- Film poster
- Directed by: Ilya Maksimov
- Written by: Anna Kurbatova Aleksandr Topuriya
- Produced by: Mikhail Kurbatov Anna Kurbatova Grigoriy Podzemelnyy Dmitriy Fiks Sergey Fiks Artem Chuba
- Starring: Aleksandra Bortich Yevgeny Tsyganov Aleksandr Robak Vyacheslav Razbegaev Vladimir Yaglych
- Cinematography: Yuri Bekhterev Dmitriy Kuvshinov
- Edited by: Nick Akhayan
- Music by: Denis Surov
- Production companies: Real Dakota Motor! Film Studio Propeller Prodakshn
- Distributed by: 20th Century Fox CIS
- Release date: 29 November 2018;
- Running time: 89 minutes
- Country: Russia
- Language: Russian
- Budget: 72 million rubles

= The Soul Conductor =

2018 film directed by Ilya Maksimov

The Soul Conductor (Проводник) is a 2018 Russian dark fantasy film directed by Ilya Maksimov and starring Aleksandra Bortich, Yevgeny Tsyganov, Aleksandr Robak, Vyacheslav Razbegaev and Vladimir Yaglych.

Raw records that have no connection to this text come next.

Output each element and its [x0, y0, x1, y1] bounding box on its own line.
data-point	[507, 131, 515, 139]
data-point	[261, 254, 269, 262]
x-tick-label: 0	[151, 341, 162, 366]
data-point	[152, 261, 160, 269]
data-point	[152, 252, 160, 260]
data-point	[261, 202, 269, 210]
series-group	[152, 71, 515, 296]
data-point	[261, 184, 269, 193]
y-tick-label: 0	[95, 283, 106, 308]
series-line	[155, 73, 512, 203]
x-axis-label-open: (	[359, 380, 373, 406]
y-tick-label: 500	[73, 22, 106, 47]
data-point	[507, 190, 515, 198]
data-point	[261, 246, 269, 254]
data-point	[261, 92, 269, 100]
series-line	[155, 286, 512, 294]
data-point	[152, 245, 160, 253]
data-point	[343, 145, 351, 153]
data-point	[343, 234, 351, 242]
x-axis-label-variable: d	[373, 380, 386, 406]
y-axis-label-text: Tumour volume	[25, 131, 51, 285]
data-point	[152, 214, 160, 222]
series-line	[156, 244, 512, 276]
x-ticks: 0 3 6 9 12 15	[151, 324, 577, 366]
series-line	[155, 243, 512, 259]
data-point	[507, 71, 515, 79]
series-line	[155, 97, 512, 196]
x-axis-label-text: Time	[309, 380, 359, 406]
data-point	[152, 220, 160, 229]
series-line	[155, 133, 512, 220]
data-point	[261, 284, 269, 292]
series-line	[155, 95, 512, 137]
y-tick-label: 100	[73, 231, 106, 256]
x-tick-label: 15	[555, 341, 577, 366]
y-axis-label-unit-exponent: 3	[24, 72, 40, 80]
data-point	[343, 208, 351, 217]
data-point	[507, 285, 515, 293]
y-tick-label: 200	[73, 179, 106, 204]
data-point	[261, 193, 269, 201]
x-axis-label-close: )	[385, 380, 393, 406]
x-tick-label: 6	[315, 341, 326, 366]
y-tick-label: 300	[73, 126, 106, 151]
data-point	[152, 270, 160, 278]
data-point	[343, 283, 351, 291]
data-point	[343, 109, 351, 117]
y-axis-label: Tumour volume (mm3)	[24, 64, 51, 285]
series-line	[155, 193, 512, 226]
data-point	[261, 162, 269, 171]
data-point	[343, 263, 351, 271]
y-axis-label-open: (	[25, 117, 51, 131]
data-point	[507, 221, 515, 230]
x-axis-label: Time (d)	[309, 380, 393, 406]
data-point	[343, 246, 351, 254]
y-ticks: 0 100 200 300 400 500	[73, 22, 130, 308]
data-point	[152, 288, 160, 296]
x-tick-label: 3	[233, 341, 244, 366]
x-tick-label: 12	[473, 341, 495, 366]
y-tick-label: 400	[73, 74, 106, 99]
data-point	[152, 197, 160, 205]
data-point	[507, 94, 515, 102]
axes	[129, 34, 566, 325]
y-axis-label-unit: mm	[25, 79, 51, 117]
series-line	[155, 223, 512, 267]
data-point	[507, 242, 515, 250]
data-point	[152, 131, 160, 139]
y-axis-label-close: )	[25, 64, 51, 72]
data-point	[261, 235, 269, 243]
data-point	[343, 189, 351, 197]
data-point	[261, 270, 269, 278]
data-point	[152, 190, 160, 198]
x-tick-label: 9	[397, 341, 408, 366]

The film was released in Russia on November 29, 2018 by 20th Century Fox CIS.

==Plot==
Katya has a mystical gift, she sees ghosts. When her twin sister disappears, the girl alone rushes in search. The police insist that the sister does not exist at all, that she is the fruit of Katya's sick imagination. However, during the search for her sister, Katya understands that a serial maniac is operating in town, and her sister is one of his victims. There is still hope to save her, but in a gloomy, mystery-filled city you cannot trust anyone, even yourself.

==Cast==
- Aleksandra Bortich as Katya Kaluzhskikh / Larisa Kaluzhskikh
  - Martha Timofeeva as Katya, a little girl
- Yevgeny Tsyganov as Kapkov, the investigator
- Aleksandr Robak as Vasya, the ghost
- Vyacheslav Razbegaev as Pavel Laktin
- Vladimir Yaglych as Anton Morozov
- Ekaterina Rokotova as Bella, the ghost
- Vasily Bochkaryov as San Sanych
- Sergey Gorobchenko as Katya's dad
- Mariya Malinovskaya as Katya's mom
- Ekaterina Vulichenko as Alisa
- Anastasiya Mikhaylova as Alla
- Aleksandra Tulinova as Vera

==Production==
The Soul Conductor was shot almost completely without the use of special effects. Actors performed tricks without doubles. The interior of the main house of the Znamenskoye-Sadki manor was to be greatly changed: all the walls were completely repainted and set, the windows were boarded up, many interior items appeared, a whole corridor was created, which was then burned down during a fire scenario.